VicKmath7 wrote: We have 3^m≡ –1 (mod 16), so that n= 4k+2. If n ≥ 4 we will have 9.81^k ≡ 1 (mod 16), which contradicts to 81 ≡ 1 (mod 16). Checking n ≤ 3 we have the only solution (6; 3). sorry but why $3^m\equiv –1 \pmod{16}$

raghoodah1m wrote: VicKmath7 wrote: We have 3^m≡ –1 (mod 16), so that n= 4k+2. If n ≥ 4 we will have 9.81^k ≡ 1 (mod 16), which contradicts to 81 ≡ 1 (mod 16). Checking n ≤ 3 we have the only solution (6; 3). sorry but why $3^m\equiv –1 \pmod{16}$ Move 3*m to the other side

coldheart361 wrote: raghoodah1m wrote: VicKmath7 wrote: We have 3^m≡ –1 (mod 16), so that n= 4k+2. If n ≥ 4 we will have 9.81^k ≡ 1 (mod 16), which contradicts to 81 ≡ 1 (mod 16). Checking n ≤ 3 we have the only solution (6; 3). sorry but why $3^m\equiv –1 \pmod{16}$ Move 3*m to the other side i notice that now thank you

The only solution is (6;3)

Why is it that Equation (1) implies $5 | 3^m + 1$, yielding $4 | m+2$.
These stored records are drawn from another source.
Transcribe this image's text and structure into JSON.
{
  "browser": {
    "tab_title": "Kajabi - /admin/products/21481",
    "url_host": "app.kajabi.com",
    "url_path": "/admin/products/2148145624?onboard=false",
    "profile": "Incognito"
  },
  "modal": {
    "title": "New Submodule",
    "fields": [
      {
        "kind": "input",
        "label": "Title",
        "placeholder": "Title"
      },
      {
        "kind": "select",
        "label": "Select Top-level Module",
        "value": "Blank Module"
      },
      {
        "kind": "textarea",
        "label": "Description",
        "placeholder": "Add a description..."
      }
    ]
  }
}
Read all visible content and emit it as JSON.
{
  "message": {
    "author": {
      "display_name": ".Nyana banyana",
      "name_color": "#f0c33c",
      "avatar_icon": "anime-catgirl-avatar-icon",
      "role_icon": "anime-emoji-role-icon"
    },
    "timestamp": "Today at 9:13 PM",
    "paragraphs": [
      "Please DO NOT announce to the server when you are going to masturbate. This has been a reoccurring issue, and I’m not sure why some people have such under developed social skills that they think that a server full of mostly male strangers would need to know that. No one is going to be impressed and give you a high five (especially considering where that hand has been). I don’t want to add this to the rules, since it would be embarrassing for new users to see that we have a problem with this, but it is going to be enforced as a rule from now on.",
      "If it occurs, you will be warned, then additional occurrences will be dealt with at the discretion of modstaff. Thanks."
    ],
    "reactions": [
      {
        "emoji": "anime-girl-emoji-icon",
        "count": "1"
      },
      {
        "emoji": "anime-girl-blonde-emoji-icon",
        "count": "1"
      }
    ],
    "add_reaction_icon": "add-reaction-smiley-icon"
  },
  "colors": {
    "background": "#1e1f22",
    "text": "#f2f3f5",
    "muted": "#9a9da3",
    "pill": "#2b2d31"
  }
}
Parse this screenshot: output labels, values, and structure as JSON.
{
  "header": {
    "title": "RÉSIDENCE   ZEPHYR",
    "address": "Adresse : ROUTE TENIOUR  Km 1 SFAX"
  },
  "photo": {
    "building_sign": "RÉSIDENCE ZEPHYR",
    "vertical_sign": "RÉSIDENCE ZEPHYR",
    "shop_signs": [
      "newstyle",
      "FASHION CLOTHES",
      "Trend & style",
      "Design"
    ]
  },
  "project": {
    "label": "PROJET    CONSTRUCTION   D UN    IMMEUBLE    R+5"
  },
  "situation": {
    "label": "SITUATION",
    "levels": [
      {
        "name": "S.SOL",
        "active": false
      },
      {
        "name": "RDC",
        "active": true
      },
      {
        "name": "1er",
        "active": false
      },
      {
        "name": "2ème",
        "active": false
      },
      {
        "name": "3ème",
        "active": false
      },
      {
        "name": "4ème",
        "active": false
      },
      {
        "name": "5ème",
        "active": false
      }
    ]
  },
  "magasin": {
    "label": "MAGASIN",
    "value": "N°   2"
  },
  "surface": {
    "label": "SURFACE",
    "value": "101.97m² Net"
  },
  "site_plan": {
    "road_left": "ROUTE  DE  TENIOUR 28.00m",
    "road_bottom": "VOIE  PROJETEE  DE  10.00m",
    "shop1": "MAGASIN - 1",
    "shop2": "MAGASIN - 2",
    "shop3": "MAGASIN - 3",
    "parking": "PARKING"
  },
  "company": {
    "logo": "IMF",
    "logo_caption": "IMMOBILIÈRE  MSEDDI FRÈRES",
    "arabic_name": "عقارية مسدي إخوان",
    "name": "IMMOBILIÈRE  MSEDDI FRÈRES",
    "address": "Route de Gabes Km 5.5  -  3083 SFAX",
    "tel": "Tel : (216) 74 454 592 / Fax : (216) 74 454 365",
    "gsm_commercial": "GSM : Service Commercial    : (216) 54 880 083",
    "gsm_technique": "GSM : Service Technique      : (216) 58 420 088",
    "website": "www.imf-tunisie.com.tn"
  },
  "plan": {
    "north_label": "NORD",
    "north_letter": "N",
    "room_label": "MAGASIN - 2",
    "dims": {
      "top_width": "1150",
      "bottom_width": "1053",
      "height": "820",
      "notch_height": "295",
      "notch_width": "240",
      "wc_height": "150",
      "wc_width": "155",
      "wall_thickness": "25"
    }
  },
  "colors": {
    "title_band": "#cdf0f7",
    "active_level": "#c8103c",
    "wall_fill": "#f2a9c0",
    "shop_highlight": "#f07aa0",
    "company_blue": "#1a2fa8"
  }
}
$3^m+1$ is periodic because $3^m+1 \equiv 3^{m+4}+1 ( \text{mod 5})$. So we can write $m$ as $4k+r$ when $0 \le r <4$. The only $r$ value is $2$. This implies conclusion

By taking mod 5, RHS=1(mod 5) so 3^m=4(mod 5). Thus, m=4k+2. If n => 4, LHS= -3^m= -3^4k*3^2= -1*9= -9(mod 16) and RHS=15(mod 16), contradiction. So n < 4 or n=1, 2, 3. The only solution is n=3 m=6

Taking $\mod 9$ we get \[ -1 \cdot (2^3)^{n/3} - 3^m \equiv 1 \pmod{9} \]In order for $3^m \equiv 0 \pmod{9}$ we must have $m \ge 2$. Testing out $m=1$ does not yield any solutions so we can safely assume that $3^m \equiv 0 \pmod{9}$. So now we have the congruence \[ -1 \cdot (2^3)^{n/3} \equiv 1 \pmod{9} \]From this we can obviously see that $3\mid n$. Now taking $\mod 10$ we get \[ 5^3 \cdot 2^n-3^m \equiv 1 \pmod{10} \]In order for $5^3 \cdot 2^n \equiv 0 \pmod{10}$ we must have $n \ge 1$. Since $n=0$ is not positive, we have no solutions and again we can safely assume that $5^3 \cdot 2^n \equiv 0 \pmod{10}$. So we have the congruence \[ -3^m \equiv 1 \pmod{10} \]So we have $m=4b+2$. Last mod I promise. Finally we take $\mod 16$ and we get the congruence \[ 5^3 \cdot 2^{3a}-3^{4b+2} \equiv -1 \pmod{16} \]In order for $5^3 \cdot 2^{3a} \equiv 0 \pmod{16}$ we must have $a>=2$. Testing out $a=1 \implies n=3$ satisfies the equation with the ordered pair $(m,n)=(6, 3)$. So we can safely assume that $5^3 \cdot 2^{3a} \equiv 0 \pmod{16}$. So we have the congruence, \[ -3^{4b+2} \equiv -3^{4b} \cdot 9 \equiv -(81) \cdot 9 \equiv -1 \cdot 9 \equiv -9 \not \equiv -1 \pmod{16} \]So we have no other solutions. Thus our only solution is the ordered pair $(m,n)=(6,3)$.

taking mod 5 we get that 3^m = 4 (mod 5) => m = 4k +2 now suppose that n>=4 => 2^n * 125 = 0 (mod 16) => 3^m = 1 (mod 16) => m=4k and this is contradiction. so n<=3 and only suitable solution is n=3, m =6.